Humean montañas de basura a ambos lados de la carretera. Seres andrajosos suben y bajan por ellas. Un adolescente, recostado sobre una pila de cartones y trapos, lee.
Ha encontrado un libro y lo lee con dificultad, pero
hechizado.
Para él ha desaparecido el basural, sus manos heladas y
sucias pasan las hojas del libro.
El adolescente ha terminado de leer su libro. Se encienden
estrellas sobre la basura. Es la primera vez que lee un libro desde el comienzo
hasta el final. Es la primera vez que descubre que alguien que no lo conoce y a
quien nunca vio, sabe exactamente lo que le pasa y lo que piensa. Aprieta el
libro. Llora. O casi. Acaba de comprender que no está solo en el universo.
Hay alguien que lo entiende y se lo ha contado por medio de
un libro. Vuelve a la primera página, a la primera frase. Se repite a sí mismo
el nombre del autor. Es un escritor de otro país, de Alemania.
A la mañana siguiente le dice a su maestra que ha leído un
libro de un escritor alemán y que durante la noche le ha escrito una carta,
pero que no sabe a dónde tiene que enviarla para que le llegue. La maestra le
pregunta cómo se llama ése escritor. Y él responde que en ese momento no lo
recuerda. Entonces le pregunta por el título del libro.
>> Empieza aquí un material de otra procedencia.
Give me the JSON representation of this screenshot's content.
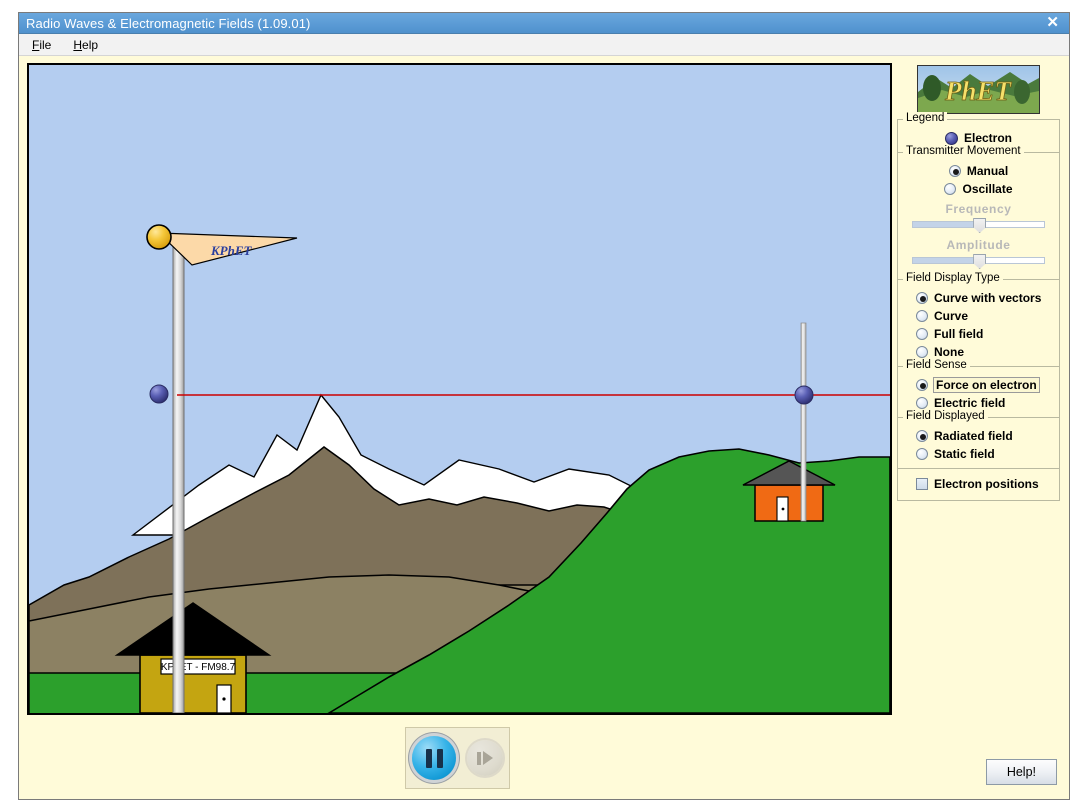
{
  "window": {
    "title": "Radio Waves & Electromagnetic Fields (1.09.01)",
    "close_icon": "close-icon",
    "titlebar_color": "#5b9bd5"
  },
  "menubar": {
    "items": [
      {
        "label": "File",
        "mnemonic": "F"
      },
      {
        "label": "Help",
        "mnemonic": "H"
      }
    ]
  },
  "simulation": {
    "background_sky": "#b4cdf0",
    "grass_color": "#2ca02c",
    "field_line_color": "#cc0000",
    "transmitter": {
      "flag_text": "KPhET",
      "station_sign": "KPhET - FM98.7",
      "station_color": "#c4a511",
      "roof_color": "#000000",
      "knob_color": "#f2c230",
      "electron_color": "#4b4f9e"
    },
    "receiver": {
      "house_color": "#f06a14",
      "roof_color": "#555555",
      "electron_color": "#4b4f9e"
    }
  },
  "clock_controls": {
    "pause_button": "pause-button",
    "step_button": "step-forward-button",
    "pause_enabled": true,
    "step_enabled": false
  },
  "logo": {
    "alt": "PhET",
    "text": "PhET"
  },
  "panels": {
    "legend": {
      "title": "Legend",
      "items": [
        {
          "label": "Electron",
          "icon": "electron-sphere-icon"
        }
      ]
    },
    "transmitter_movement": {
      "title": "Transmitter Movement",
      "options": [
        {
          "label": "Manual",
          "selected": true
        },
        {
          "label": "Oscillate",
          "selected": false
        }
      ],
      "sliders": [
        {
          "label": "Frequency",
          "value": 48,
          "enabled": false
        },
        {
          "label": "Amplitude",
          "value": 48,
          "enabled": false
        }
      ]
    },
    "field_display_type": {
      "title": "Field Display Type",
      "options": [
        {
          "label": "Curve with vectors",
          "selected": true
        },
        {
          "label": "Curve",
          "selected": false
        },
        {
          "label": "Full field",
          "selected": false
        },
        {
          "label": "None",
          "selected": false
        }
      ]
    },
    "field_sense": {
      "title": "Field Sense",
      "options": [
        {
          "label": "Force on electron",
          "selected": true,
          "focused": true
        },
        {
          "label": "Electric field",
          "selected": false
        }
      ]
    },
    "field_displayed": {
      "title": "Field Displayed",
      "options": [
        {
          "label": "Radiated field",
          "selected": true
        },
        {
          "label": "Static field",
          "selected": false
        }
      ]
    },
    "electron_positions": {
      "label": "Electron positions",
      "checked": false
    }
  },
  "buttons": {
    "help": "Help!"
  }
}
El responde que lo
tiene en la punta de la lengua pero que no le sale. Ella le pregunta cómo puede
ser que le haya impresionado tanto un libro, que hasta lo ha impulsado a
escribir una carta y que no retenga el título ni el nombre del autor. El
adolescente se queda en silencio. No quiere revelar esos datos por vergüenza.
La maestra podría conseguir el mismo libro y sería como si lo espiase a él por
dentro. Ella le dice varias cosas. El sólo repara en una; embajada de Alemania.
Se ha aplastado el pelo con agua jabonosa. Trata de no
pisar charcos para no manchar las alfombras que imagina detrás de la palabra
embajada. Lleva mal abrochado el cuello de la camisa.
Hace dedo. Se detiene un Renault color mostaza.
El chico de la basura sonríe. Agradece. Sube al coche.
Agradece. En su mano izquierda palpita una página de cuaderno doblada, sin
sobre.
La humareda semeja niebla y el día es gris.
–¿Y para qué tenés que ir a la embajada de Alemania?
Para enviarle esta carta a un escritor. Ahí me van a
dar la dirección.
–¿Quién escribió esa carta?
–Yo.
–¿Y cómo se llama el escritor?
El adolescente revela por primera vez el nombre
del escritor.
El hombre reprime un impulso. Mira a los ojos al
adolescente. Siente el humo caliente del basural que entra por la ventanilla.
Sonríe ante la asimetría de la camisa del chico. Le dice:
–Te voy a llevar hasta la puerta de la embajada.
Aprieta el acelerador y, poco a poco, el entorno empieza a urbanizarse.
Sintoniza la radio en una música alegre.
Intenta imaginar cómo recibirán a ese jovencito en la
embajada. Tal vez lo traten con indiferencia –piensa–, tal vez le tomen la
carta sin darle mayor importancia o quizás alguna secretaria le diga lo que él
no se atrevió a decirle, que ese escritor ha muerto hace ya muchos años.